Graduate degree: PhD in neuroscience
Faculty: https://neuroscience.grad.uiowa.edu/people/faculty
Website: https://neuroscience.grad.uiowa.edu
The Neuroscience Program provides an interdisciplinary and interdepartmental approach to graduate education and research training in the structure, function, and development of the nervous system and its role in cognition and behavior. Students obtain training at all levels of the nervous system, from cellular/molecular to the behavioral/cognitive.
Training is conducted primarily in the laboratories and teaching facilities of the Carver College of Medicine graduate departments of Anatomy and Cell Biology, Biochemistry and Molecular Biology, Internal Medicine, Molecular Physiology and Biophysics, Neurology, Neuroscience and Pharmacology, and Psychiatry; the College of Liberal Arts and Sciences departments of Biology, Communication Sciences and Disorders, Health and Human Physiology, and Psychological and Brain Sciences; and the Neuroscience Program.
Students use faculty laboratories and central research facilities for ultrastructural analysis; histochemistry and immunocytochemistry; electrophysiology; fluorescence-activated cell sorting; cellular and subcellular biochemistry; cell, tissue, and organ culture; operant and classical conditioning; molecular biology; behavioral genetics; neural substrates of complex behavior; brain-behavior relationships in humans; neuropsychology; and functional neuroimaging (PET, fMRI).
Neuroscience Courses
NSCI:5212 Foundations in Behavioral and Cognitive Neuroscience 4 s.h.
Concepts, methods, and findings in behavioral and cognitive neurosciences. Prerequisites: BIOL:3253. Same as PSY:5212.
NSCI:5365 Seminar: Neuropsychology and Neuroscience arr.
Clinical neuropsychology and cognitive neuroscience: cutting-edge research from scientific journals, case presentations in clinical neuropsychology, and current research. Same as NEUR:5365, PSY:5365.
NSCI:5653 Fundamental Neurobiology I 3 s.h.
Neurobiology from molecular/cellular to systems levels, including cell biology of the neuron; membrane electrophysiology; synaptic transmission and plasticity, functional neuroanatomy, sensory, motor and autonomic systems; emotion, memory, sleep, language, attention and cognition, neuronal development; focus on systems and developmental neurobiology; first in a two-semester sequence. Same as BIOL:5653, PSY:5203.
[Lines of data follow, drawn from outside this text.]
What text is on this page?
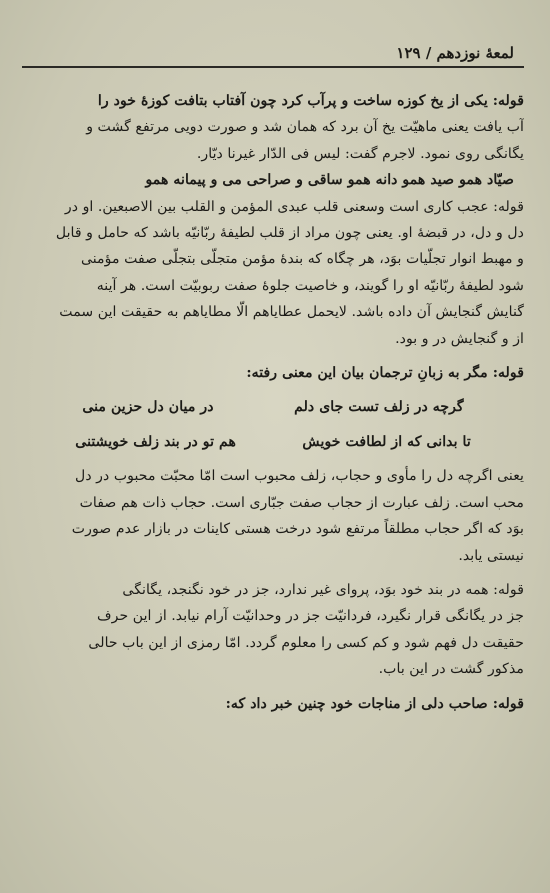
لمعهٔ نوزدهم / ۱۲۹
قوله: یکی از یخ کوزه ساخت و پرآب کرد چون آفتاب بتافت کوزهٔ خود را
آب یافت یعنی ماهیّت یخ آن برد که همان شد و صورت دویی مرتفع گشت و
یگانگی روی نمود. لاجرم گفت: لیس فی الدّار غیرنا دیّار.
صیّاد همو صید همو دانه همو ساقی و صراحی می و پیمانه همو
قوله: عجب کاری است وسعنی قلب عبدی المؤمن و القلب بین الاصبعین. او در
دل و دل، در قبضهٔ او. یعنی چون مراد از قلب لطیفهٔ ربّانیّه باشد که حامل و قابل
و مهبط انوار تجلّیات بوَد، هر چگاه که بندهٔ مؤمن متجلّی بتجلّی صفت مؤمنی
شود لطیفهٔ ربّانیّه او را گویند، و خاصیت جلوهٔ صفت ربوبیّت است. هر آینه
گنایش گنجایش آن داده باشد. لایحمل عطایاهم الّا مطایاهم به حقیقت این سمت
از و گنجایش در و بود.
قوله: مگر به زبانِ ترجمان بیان این معنی رفته:
گرچه در زلف تست جای دلم
در میان دل حزین منی
تا بدانی که از لطافت خویش
هم تو در بند زلف خویشتنی
یعنی اگرچه دل را مأوی و حجاب، زلف محبوب است امّا محبّت محبوب در دل
محب است. زلف عبارت از حجاب صفت جبّاری است. حجاب ذات هم صفات
بوَد که اگر حجاب مطلقاً مرتفع شود درخت هستی کاینات در بازار عدم صورت
نیستی یابد.
قوله: همه در بند خود بوَد، پروای غیر ندارد، جز در خود نگنجد، یگانگی
جز در یگانگی قرار نگیرد، فردانیّت جز در وحدانیّت آرام نیابد. از این حرف
حقیقت دل فهم شود و کم کسی را معلوم گردد. امّا رمزی از این باب حالی
مذکور گشت در این باب.
قوله: صاحب دلی از مناجات خود چنین خبر داد که:
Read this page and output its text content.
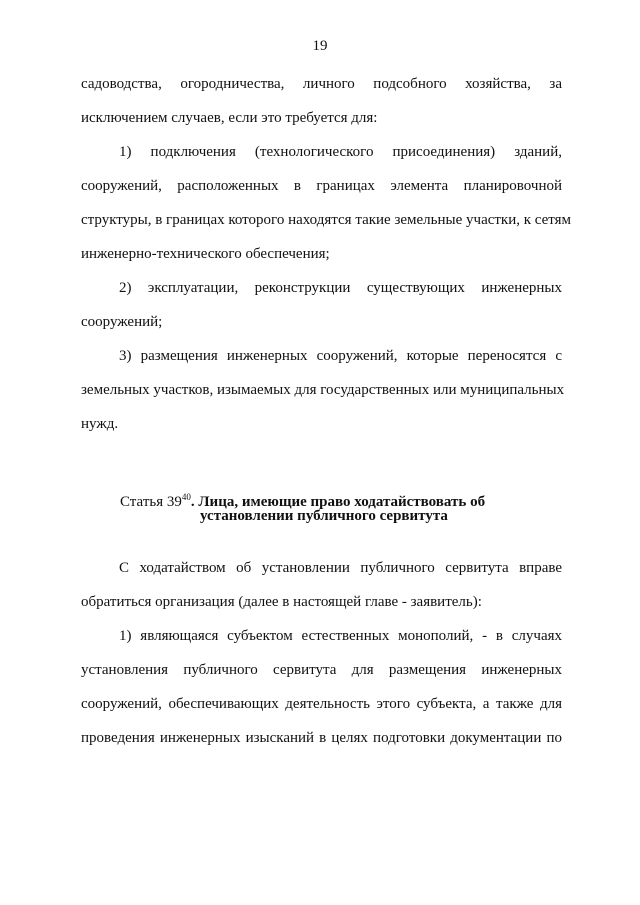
19
садоводства, огородничества, личного подсобного хозяйства, за
исключением случаев, если это требуется для:
1) подключения (технологического присоединения) зданий,
сооружений, расположенных в границах элемента планировочной
структуры, в границах которого находятся такие земельные участки, к сетям
инженерно-технического обеспечения;
2) эксплуатации, реконструкции существующих инженерных
сооружений;
3) размещения инженерных сооружений, которые переносятся с
земельных участков, изымаемых для государственных или муниципальных
нужд.
Статья $39^{40}$. Лица, имеющие право ходатайствовать об
установлении публичного сервитута
С ходатайством об установлении публичного сервитута вправе
обратиться организация (далее в настоящей главе - заявитель):
1) являющаяся субъектом естественных монополий, - в случаях
установления публичного сервитута для размещения инженерных
сооружений, обеспечивающих деятельность этого субъекта, а также для
проведения инженерных изысканий в целях подготовки документации по
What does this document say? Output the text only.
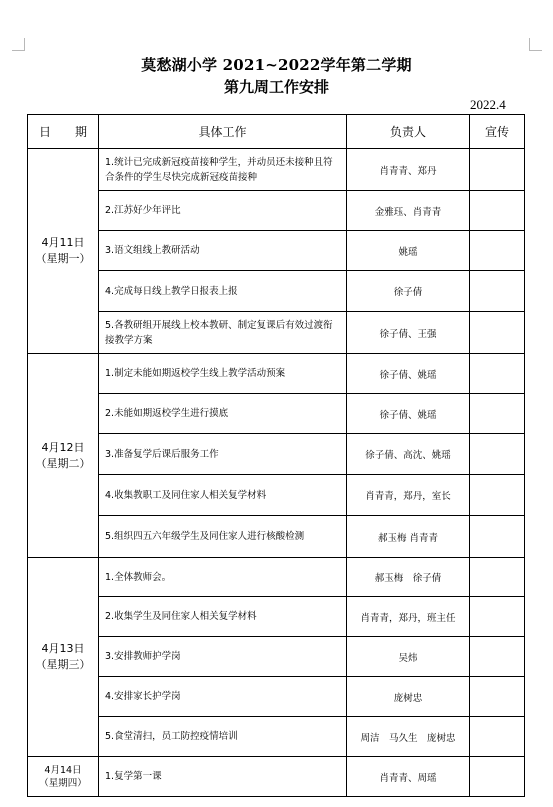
莫愁湖小学 2021~2022学年第二学期
第九周工作安排
2022.4
日　　期	具体工作	负责人	宣传

4月11日
（星期一）	1.统计已完成新冠疫苗接种学生，并动员还未接种且符合条件的学生尽快完成新冠疫苗接种	肖青青、郑丹	
	2.江苏好少年评比	金雅珏、肖青青	
	3.语文组线上教研活动	姚瑶	
	4.完成每日线上教学日报表上报	徐子倩	
	5.各教研组开展线上校本教研、制定复课后有效过渡衔接教学方案	徐子倩、王强	

4月12日
（星期二）	1.制定未能如期返校学生线上教学活动预案	徐子倩、姚瑶	
	2.未能如期返校学生进行摸底	徐子倩、姚瑶	
	3.准备复学后课后服务工作	徐子倩、高沈、姚瑶	
	4.收集教职工及同住家人相关复学材料	肖青青，郑丹，室长	
	5.组织四五六年级学生及同住家人进行核酸检测	郝玉梅 肖青青	

4月13日
（星期三）	1.全体教师会。	郝玉梅　徐子倩	
	2.收集学生及同住家人相关复学材料	肖青青，郑丹，班主任	
	3.安排教师护学岗	吴炜	
	4.安排家长护学岗	庞树忠	
	5.食堂清扫，员工防控疫情培训	周洁　马久生　庞树忠	

4月14日
（星期四）	1.复学第一课	肖青青、周瑶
NSCI:5654 Fundamental Neurobiology II 3 s.h.
Neurobiology from molecular/cellular to systems levels, including cell biology of the neuron; membrane electrophysiology; synaptic transmission and plasticity; functional neuroanatomy, sensory, motor and autonomic systems; emotion, memory, sleep, language, attention and cognition, neuronal development; focus on molecular/cellular neurobiology and neurophysiology; second in a two-semester sequence. Prerequisites: BIOL:5653 or NSCI:5653 or PSY:5203. Same as BIOL:5654, PSY:5205.
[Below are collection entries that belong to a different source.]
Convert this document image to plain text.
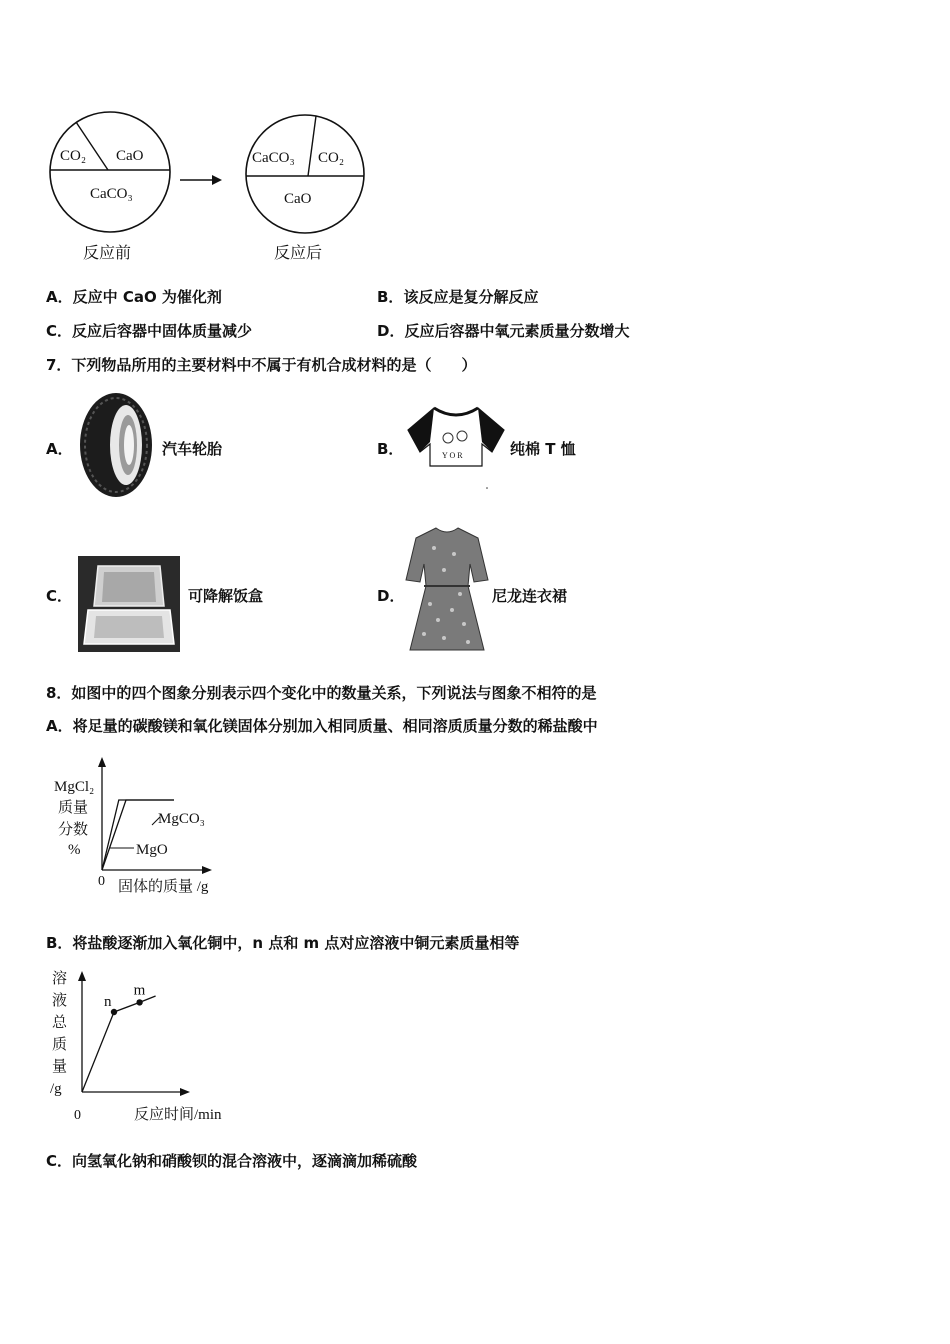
CO₂ CaO
CaCO₃
CaCO₃ CO₂
CaO
反应前	反应后
A．反应中 CaO 为催化剂	B．该反应是复分解反应
C．反应后容器中固体质量减少	D．反应后容器中氧元素质量分数增大
7．下列物品所用的主要材料中不属于有机合成材料的是（　　）
A．	汽车轮胎	B．	Y O R	纯棉 T 恤
C．	可降解饭盒	D．	尼龙连衣裙
8．如图中的四个图象分别表示四个变化中的数量关系，下列说法与图象不相符的是
A．将足量的碳酸镁和氧化镁固体分别加入相同质量、相同溶质质量分数的稀盐酸中
MgCl₂
质量
分数
%
0 固体的质量 /g
MgCO₃
MgO
B．将盐酸逐渐加入氧化铜中，n 点和 m 点对应溶液中铜元素质量相等
溶
液
总
质
量
/g
0	反应时间/min
n
m
C．向氢氧化钠和硝酸钡的混合溶液中，逐滴滴加稀硫酸
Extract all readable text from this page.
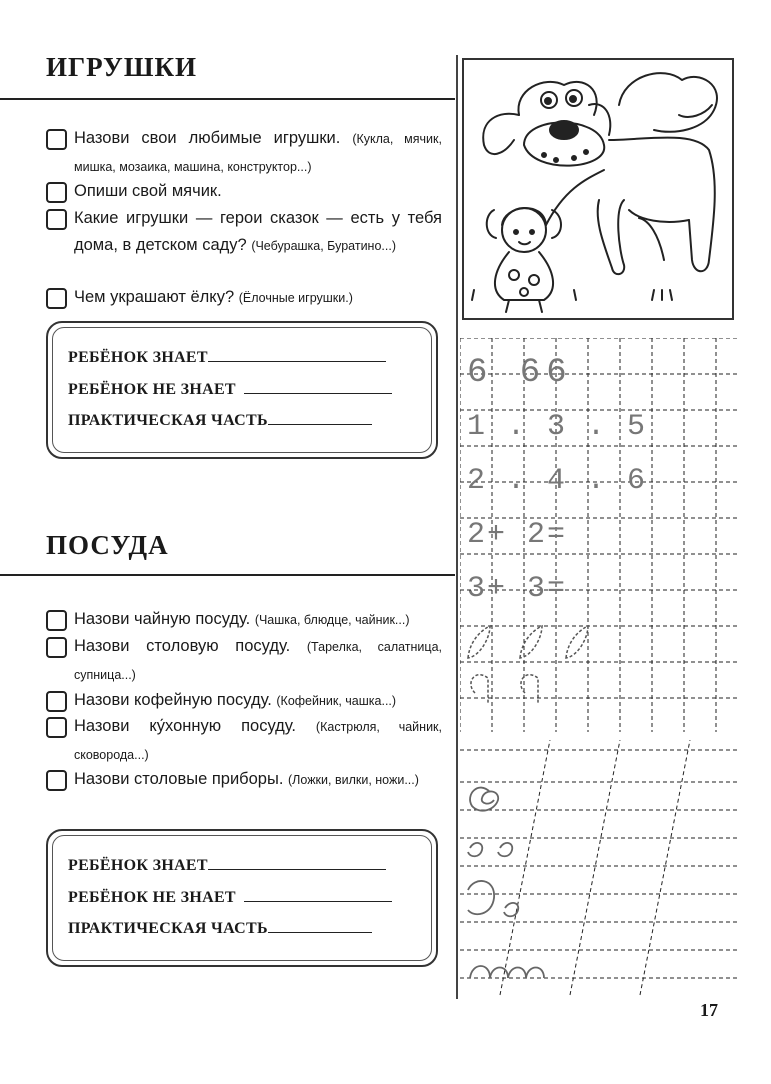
ИГРУШКИ
Назови свои любимые игрушки. (Кукла, мячик, мишка, мозаика, машина, конструктор...)
Опиши свой мячик.
Какие игрушки — герои сказок — есть у тебя дома, в детском саду? (Чебурашка, Буратино...)
Чем украшают ёлку? (Ёлочные игрушки.)
РЕБЁНОК ЗНАЕТ
РЕБЁНОК НЕ ЗНАЕТ
ПРАКТИЧЕСКАЯ ЧАСТЬ
ПОСУДА
Назови чайную посуду. (Чашка, блюдце, чайник...)
Назови столовую посуду. (Тарелка, салатница, супница...)
Назови кофейную посуду. (Кофейник, чашка...)
Назови ку́хонную посуду. (Кастрюля, чайник, сковорода...)
Назови столовые приборы. (Ложки, вилки, ножи...)
РЕБЁНОК ЗНАЕТ
РЕБЁНОК НЕ ЗНАЕТ
ПРАКТИЧЕСКАЯ ЧАСТЬ
6 66
1 . 3 . 5
2 . 4 . 6
2+ 2=
3+ 3=
17
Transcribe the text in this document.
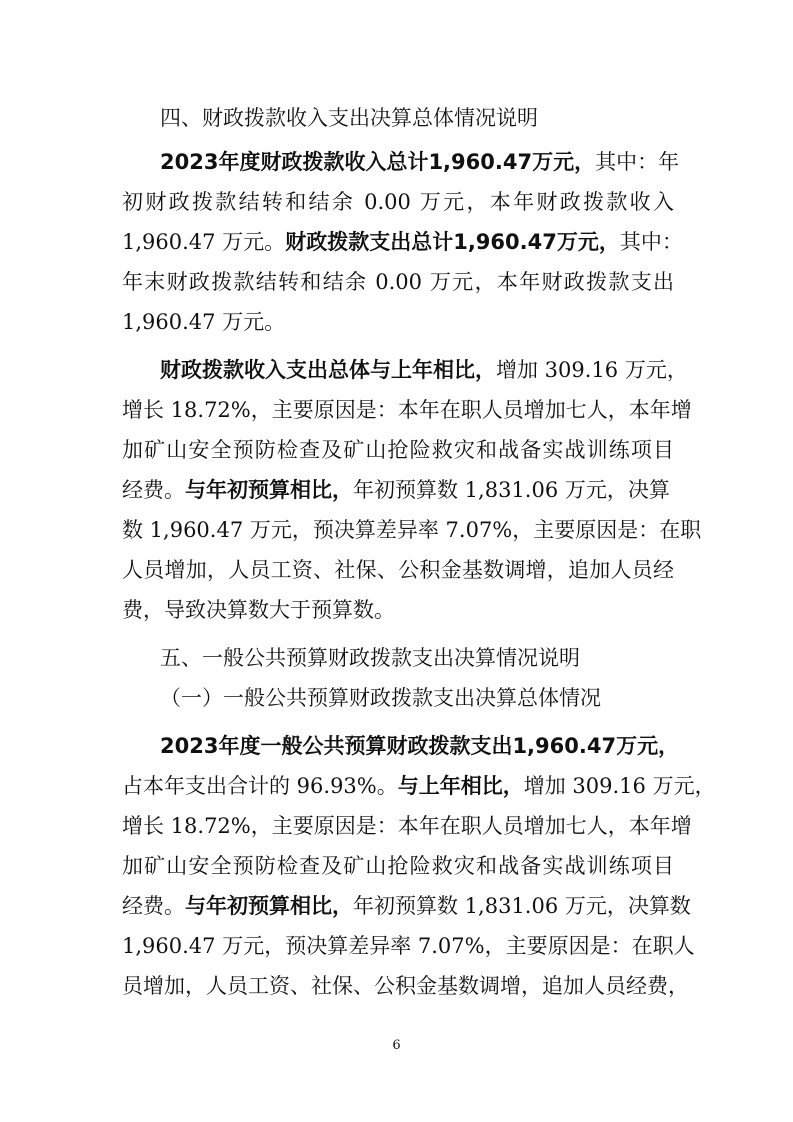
四、财政拨款收入支出决算总体情况说明
2023年度财政拨款收入总计1,960.47万元，其中：年
初财政拨款结转和结余 0.00 万元，本年财政拨款收入
1,960.47 万元。财政拨款支出总计1,960.47万元，其中：
年末财政拨款结转和结余 0.00 万元，本年财政拨款支出
1,960.47 万元。
财政拨款收入支出总体与上年相比，增加 309.16 万元，
增长 18.72%，主要原因是：本年在职人员增加七人，本年增
加矿山安全预防检查及矿山抢险救灾和战备实战训练项目
经费。与年初预算相比，年初预算数 1,831.06 万元，决算
数 1,960.47 万元，预决算差异率 7.07%，主要原因是：在职
人员增加，人员工资、社保、公积金基数调增，追加人员经
费，导致决算数大于预算数。
五、一般公共预算财政拨款支出决算情况说明
（一）一般公共预算财政拨款支出决算总体情况
2023年度一般公共预算财政拨款支出1,960.47万元，
占本年支出合计的 96.93%。与上年相比，增加 309.16 万元，
增长 18.72%，主要原因是：本年在职人员增加七人，本年增
加矿山安全预防检查及矿山抢险救灾和战备实战训练项目
经费。与年初预算相比，年初预算数 1,831.06 万元，决算数
1,960.47 万元，预决算差异率 7.07%，主要原因是：在职人
员增加，人员工资、社保、公积金基数调增，追加人员经费，
6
NSCI:5658 Fundamental Neurobiology I Discussion 2 s.h.
Discussion of selected papers, including classics from neurobiology literature; coordinated with BIOL:5653 lecture material. Same as BIOL:5658, PSY:5204.
NSCI:5659 Fundamental Neurobiology II Discussion 2 s.h.
Discussion of selected papers, including classics from neurobiology literature; coordinated with BIOL:5654 lecture material. Same as BIOL:5659, PSY:5206.
NSCI:6265 Neuroscience Seminar 0-1 s.h.
Research presentations. Same as ACB:6265, BIOL:6265, MPB:6265, PSY:6265.
NSCI:7235 Neurobiology of Disease 3 s.h.
Broad, thematic understanding of disease mechanisms in neurobiological disorders. Prerequisites: ACB:6252. Same as NEUR:7235.
NSCI:7305 Neuroscience Research arr.
Requirements: neuroscience graduate standing.